Io mi recavo ogni tanto a _Lèccari_ a visitare i miei figliuoli e i miei nipotini, ma con molta prudenza; poichè i carabinieri vi piombavano ogni tre o cinque mesi, sempre colla speranza di cogliermi.

[Illustrazione: La cascina di _Lèccari_]

D’ordinario essi si presentavano, alla cascina chiedendo da mangiare e da bere; ma la mia figliuola non volle mai soccorrerli, neppure in omaggio a quella ospitalità, che nella Nurra non viene mai negata ad alcuno.

— Io non posso offrire viveri a chi viene per arrestare mio padre! — essa rispondeva.

La visita d’ispezione si praticava dai carabinieri in moltissimi _stazzi_ della Nurra, specialmente per cercar me, condannato alla morte dalla Corte d’Assise di Sassari.

In un giorno di _Pasqua d’aprile_, otto carabinieri si presentarono a Maria Antonia, chiedendo un capretto.

— Ce ne ho, ma da me non ne avrete. Cercate pure e frugate da per tutto, com’è il vostro dovere, ma andate a mangiare altrove.

— E zio Giovanni lo mangerà, oggi, il capretto di Pasqua?

— Zio Giovanni lo mangerà di certo... ma non qui!

— Davvero?... vogliamo accertarcene.

— Visitate pure tutte le camere. Se foste sicuri che mio padre si trovasse in casa, certo non vi fidereste ad affrontarlo in tal modo.

I carabinieri fecero la perquisizione, e se ne andarono. Avevano forse sperato, che in un giorno così solenne io non dovessi mancare alla mensa di famiglia.

Quel giorno invece, mi trovavo lontano da _Lèccari_, perchè avevo preveduto la visita sgradita.
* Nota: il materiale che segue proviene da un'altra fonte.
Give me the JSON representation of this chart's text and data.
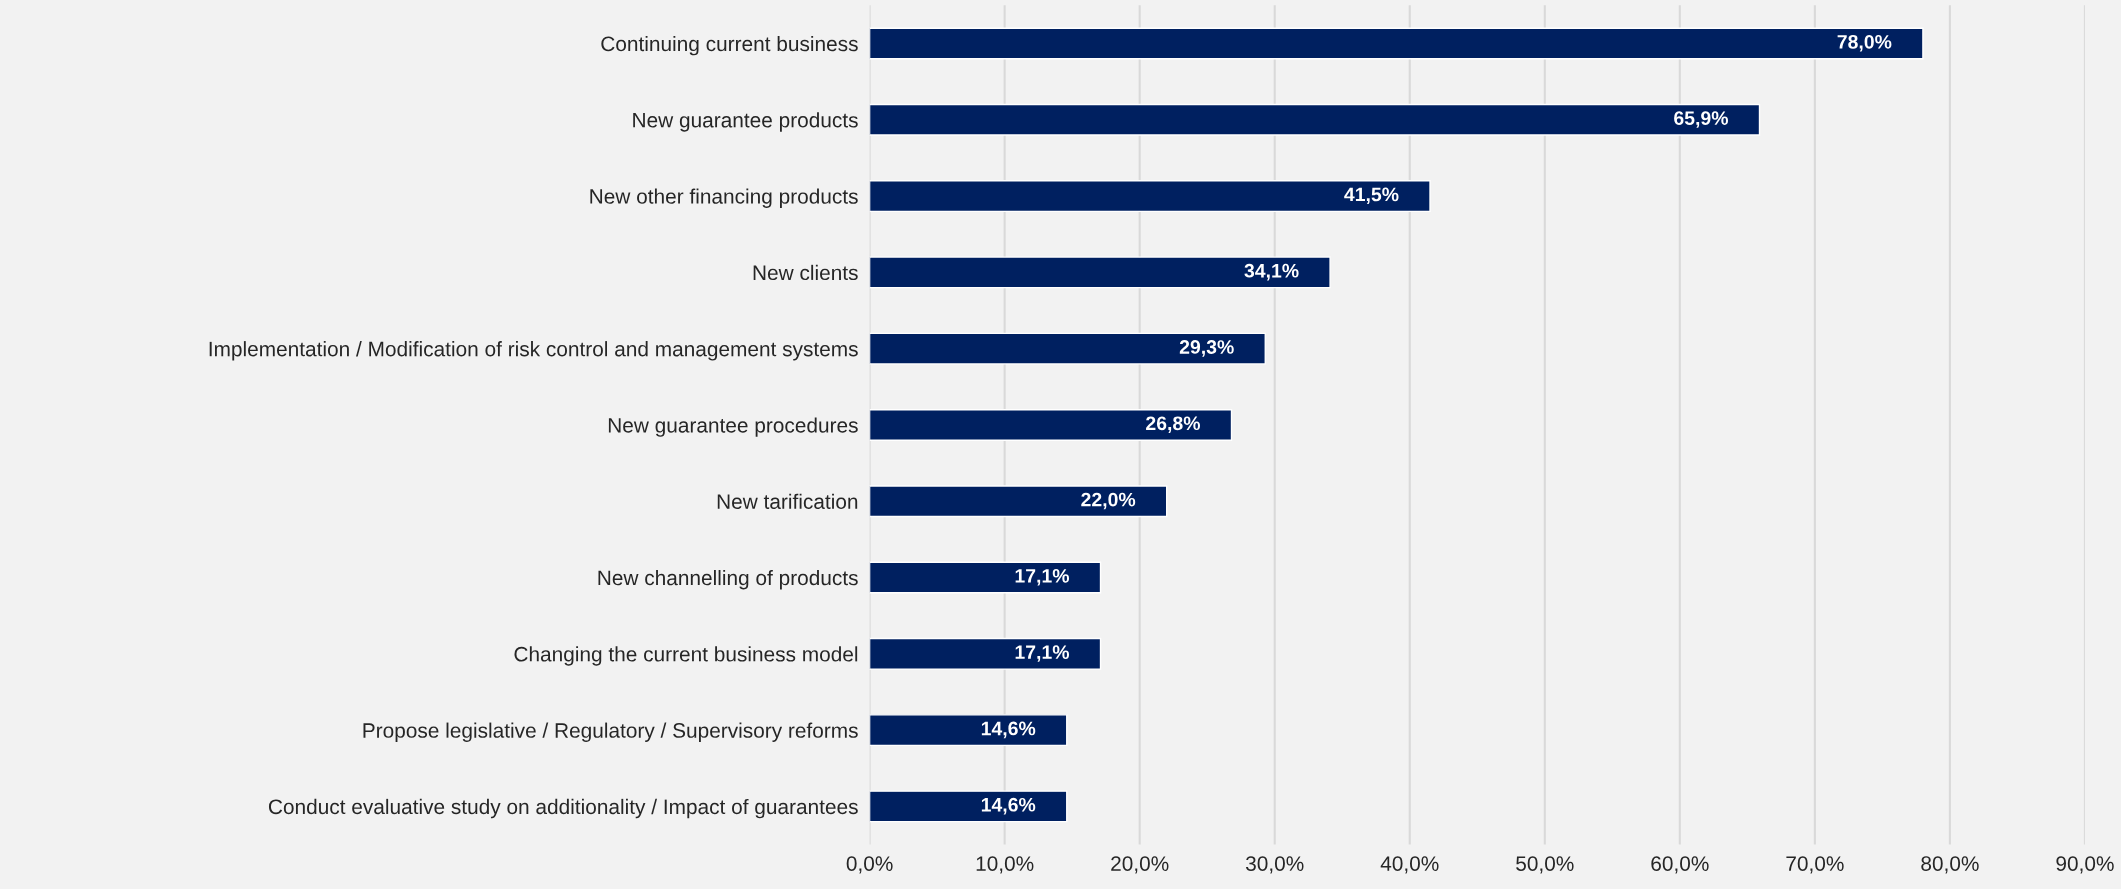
{
  "chart_data": {
    "type": "bar",
    "orientation": "horizontal",
    "categories": [
      "Continuing current business",
      "New guarantee products",
      "New other financing products",
      "New clients",
      "Implementation / Modification of risk control and management systems",
      "New guarantee procedures",
      "New tarification",
      "New channelling of products",
      "Changing the current business model",
      "Propose legislative / Regulatory / Supervisory reforms",
      "Conduct evaluative study on additionality / Impact of guarantees"
    ],
    "values": [
      78.0,
      65.9,
      41.5,
      34.1,
      29.3,
      26.8,
      22.0,
      17.1,
      17.1,
      14.6,
      14.6
    ],
    "value_labels": [
      "78,0%",
      "65,9%",
      "41,5%",
      "34,1%",
      "29,3%",
      "26,8%",
      "22,0%",
      "17,1%",
      "17,1%",
      "14,6%",
      "14,6%"
    ],
    "color": "#002060",
    "xlim": [
      0,
      90
    ],
    "xticks": [
      {
        "value": 0,
        "label": "0,0%"
      },
      {
        "value": 10,
        "label": "10,0%"
      },
      {
        "value": 20,
        "label": "20,0%"
      },
      {
        "value": 30,
        "label": "30,0%"
      },
      {
        "value": 40,
        "label": "40,0%"
      },
      {
        "value": 50,
        "label": "50,0%"
      },
      {
        "value": 60,
        "label": "60,0%"
      },
      {
        "value": 70,
        "label": "70,0%"
      },
      {
        "value": 80,
        "label": "80,0%"
      },
      {
        "value": 90,
        "label": "90,0%"
      }
    ],
    "grid": "x",
    "legend": false
  }
}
Ero stato a visitare la mia famiglia tre giorni innanzi, a notte inoltrata, per regalare ai nipotini l’agnello bianco. I miei figliuoli, in precedenza, mi avevano preparato il pranzetto pasquale, che avevo portato meco sulla montagna, per godermelo tutto solo, facendo un brindisi alla salute dei cari assenti.